Urbanisation has wrecked the infrastructure of Indian cities and mobility has taken a hit, Amit Gupta, CEO and co-founder, Yulu, an IoT-based bicycle share provider. “Traffic congestion has affected the productivity of people and has also had a major impact on their physical health and emotional well-being.”
Bengaluru, India’s technology hub, has the lowest pace of traffic, slower than New Delhi (25 km/hr) and Mumbai (20.7 km/hr), a study by ride-hailing firm Ola, found. The city’s traffic pace had dropped close to 3km/ hr in one year in 2017.
Yulu is trying to solve the last-mile connectivity problem, Mr. Gupta said. The firm has installed bicycle stations in the city and plans to connect buses, bikes and e-scooters through an app. “The aim is that different transportation points can talk to each other.”
“Where is urban mobility headed? Somebody has to fix the first and the last-mile problem.”
Tarun Rambha, assistant professor at the Civil Engineering Department of the Indian Institute of Science said the “future is shared.”
“Vehicles that transport you are parked 95% of the time... Sharing a car will lead to lower congestion, cheaper travel and a better environment,” said Mr. Rambha, who researches in real-time traffic of traffic networks. “Ride-sharing can help reduce the oversupply (of cars) we [now] have.”
Four technology-driven trends — electrification, shared mobility, connectivity and autonomous driving — are leading the disruption in the auto industry, according to a McKinsey & Company report.
These trends will shift markets and revenue pools, change mobility behaviour and build new avenues for competition and cooperation. The real growth lies in services, which are poised to grow by an average of up to 40% a year, globally.
Sirish Batchu, head of advanced technology division at Mahindra Electric Mobility, said, “Electric technology is at a tipping point.” About 3 million EVs will be on Indian roads by 2030, he said.
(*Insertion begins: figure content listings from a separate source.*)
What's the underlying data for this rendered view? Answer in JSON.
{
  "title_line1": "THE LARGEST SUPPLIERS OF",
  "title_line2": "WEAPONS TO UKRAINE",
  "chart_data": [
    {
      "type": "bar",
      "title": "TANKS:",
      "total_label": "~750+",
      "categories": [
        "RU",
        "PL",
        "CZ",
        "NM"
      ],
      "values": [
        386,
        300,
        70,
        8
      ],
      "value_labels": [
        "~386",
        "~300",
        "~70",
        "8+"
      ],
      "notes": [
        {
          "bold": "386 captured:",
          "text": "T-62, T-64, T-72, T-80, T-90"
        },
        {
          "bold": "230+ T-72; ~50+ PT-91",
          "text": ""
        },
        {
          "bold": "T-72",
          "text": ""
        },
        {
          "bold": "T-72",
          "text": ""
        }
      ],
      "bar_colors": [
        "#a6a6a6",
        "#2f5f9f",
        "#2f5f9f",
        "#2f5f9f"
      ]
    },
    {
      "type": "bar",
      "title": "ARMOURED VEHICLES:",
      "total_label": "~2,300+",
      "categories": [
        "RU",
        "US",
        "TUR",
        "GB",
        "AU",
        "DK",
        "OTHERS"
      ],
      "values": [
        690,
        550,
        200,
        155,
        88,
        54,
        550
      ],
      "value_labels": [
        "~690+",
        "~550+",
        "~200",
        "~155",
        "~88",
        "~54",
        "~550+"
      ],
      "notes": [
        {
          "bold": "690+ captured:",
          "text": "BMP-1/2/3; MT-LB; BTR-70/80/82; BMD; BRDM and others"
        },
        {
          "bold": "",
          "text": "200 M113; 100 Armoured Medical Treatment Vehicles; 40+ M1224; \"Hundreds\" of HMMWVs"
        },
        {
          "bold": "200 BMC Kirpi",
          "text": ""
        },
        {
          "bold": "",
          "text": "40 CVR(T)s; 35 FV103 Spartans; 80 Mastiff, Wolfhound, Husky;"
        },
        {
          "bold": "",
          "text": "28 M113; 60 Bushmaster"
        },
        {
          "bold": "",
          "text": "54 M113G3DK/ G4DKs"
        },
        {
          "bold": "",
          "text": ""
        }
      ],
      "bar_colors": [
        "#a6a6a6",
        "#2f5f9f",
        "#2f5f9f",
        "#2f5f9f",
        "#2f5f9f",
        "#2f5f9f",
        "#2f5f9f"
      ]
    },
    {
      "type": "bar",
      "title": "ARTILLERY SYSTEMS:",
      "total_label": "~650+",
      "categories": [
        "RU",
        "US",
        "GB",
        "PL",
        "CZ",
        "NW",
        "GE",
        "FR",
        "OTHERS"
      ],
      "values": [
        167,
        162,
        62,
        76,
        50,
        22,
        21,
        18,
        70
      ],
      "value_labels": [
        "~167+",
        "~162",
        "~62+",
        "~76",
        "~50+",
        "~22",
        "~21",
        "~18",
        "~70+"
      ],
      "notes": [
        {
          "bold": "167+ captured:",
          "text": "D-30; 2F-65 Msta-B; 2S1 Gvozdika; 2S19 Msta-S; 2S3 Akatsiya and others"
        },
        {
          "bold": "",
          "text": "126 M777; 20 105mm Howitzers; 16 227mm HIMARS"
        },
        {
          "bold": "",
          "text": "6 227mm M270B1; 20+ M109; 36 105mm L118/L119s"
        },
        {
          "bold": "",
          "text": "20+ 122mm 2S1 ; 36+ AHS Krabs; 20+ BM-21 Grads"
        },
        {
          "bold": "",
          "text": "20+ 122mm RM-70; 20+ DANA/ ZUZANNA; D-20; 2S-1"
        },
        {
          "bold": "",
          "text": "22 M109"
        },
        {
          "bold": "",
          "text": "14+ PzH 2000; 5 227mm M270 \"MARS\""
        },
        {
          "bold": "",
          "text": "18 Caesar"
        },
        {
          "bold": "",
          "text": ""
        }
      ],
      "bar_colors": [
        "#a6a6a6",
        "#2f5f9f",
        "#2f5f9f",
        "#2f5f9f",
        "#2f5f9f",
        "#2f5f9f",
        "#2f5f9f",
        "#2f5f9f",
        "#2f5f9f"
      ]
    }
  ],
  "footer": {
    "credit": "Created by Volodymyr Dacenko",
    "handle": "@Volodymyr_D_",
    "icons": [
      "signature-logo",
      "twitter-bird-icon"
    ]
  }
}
By defining regulations on emissions and fuel efficiency, exploring incentives and subsidies, the Centre can support EV adoption and develop a supportive ecosystem, according to McKinsey.
Power, fuel and charging infrastructure firms can innovate on business models such as leasing of batteries, swapping infrastructure and deploying fast chargers, to drive EV adoption, according to the report.
Savings galore
India can save 64% of anticipated passenger road-based mobility-related energy demand and 37% of carbon emissions by 2030 by pursuing shared, electric and connected mobility, government think-tank NITI Aayog said in a report.
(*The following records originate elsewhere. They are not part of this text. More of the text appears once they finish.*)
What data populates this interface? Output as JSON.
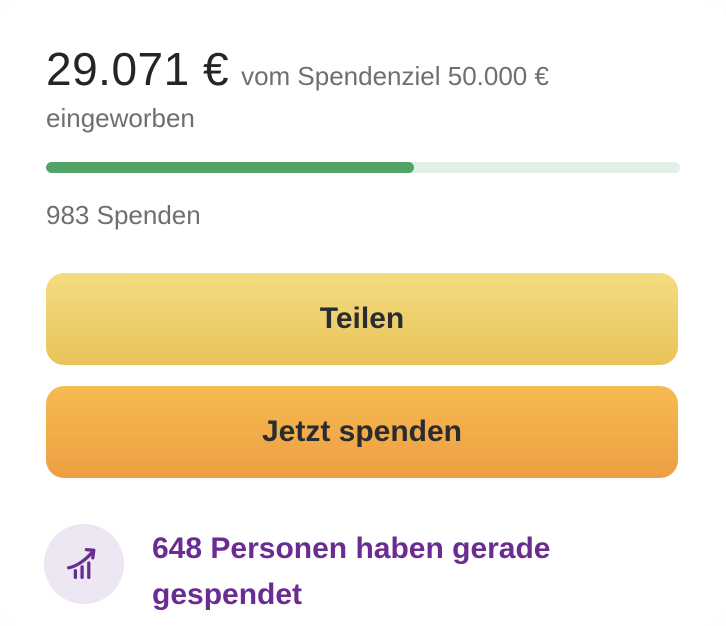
{
  "header": {
    "amount_raised": "29.071 €",
    "goal_text": "vom Spendenziel 50.000 €",
    "raised_suffix": "eingeworben"
  },
  "progress": {
    "percent": 58.1,
    "fill_color": "#53a268",
    "track_color": "#e2f1e7"
  },
  "stats": {
    "donation_count": "983 Spenden"
  },
  "buttons": {
    "share_label": "Teilen",
    "donate_label": "Jetzt spenden"
  },
  "activity": {
    "message": "648 Personen haben gerade gespendet",
    "icon": "trending-up-icon",
    "text_color": "#6b2c91",
    "icon_bg": "#ece7f2",
    "icon_color": "#662d91"
  },
  "button_colors": {
    "share_gradient_top": "#f4dc81",
    "share_gradient_bottom": "#e9c35a",
    "donate_gradient_top": "#f6bb51",
    "donate_gradient_bottom": "#ee9e42"
  }
}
This would help reduce 156 Mtoe in fuel consumption by that year and implies savings of about ₹3.9 lakh crore by 2030.
R.K. Shenoy, senior VP, Embedded Solutions and Product Engineering at Robert Bosch Engineering and Business Solutions, said automated mobility had resulted in a series of new inventions such as intelligent lights, auto wipers, collision warning, auto pilot and highway assist.
“It is something like eyes off, brains off and driver off. The economics of such vehicles has a long way to go.”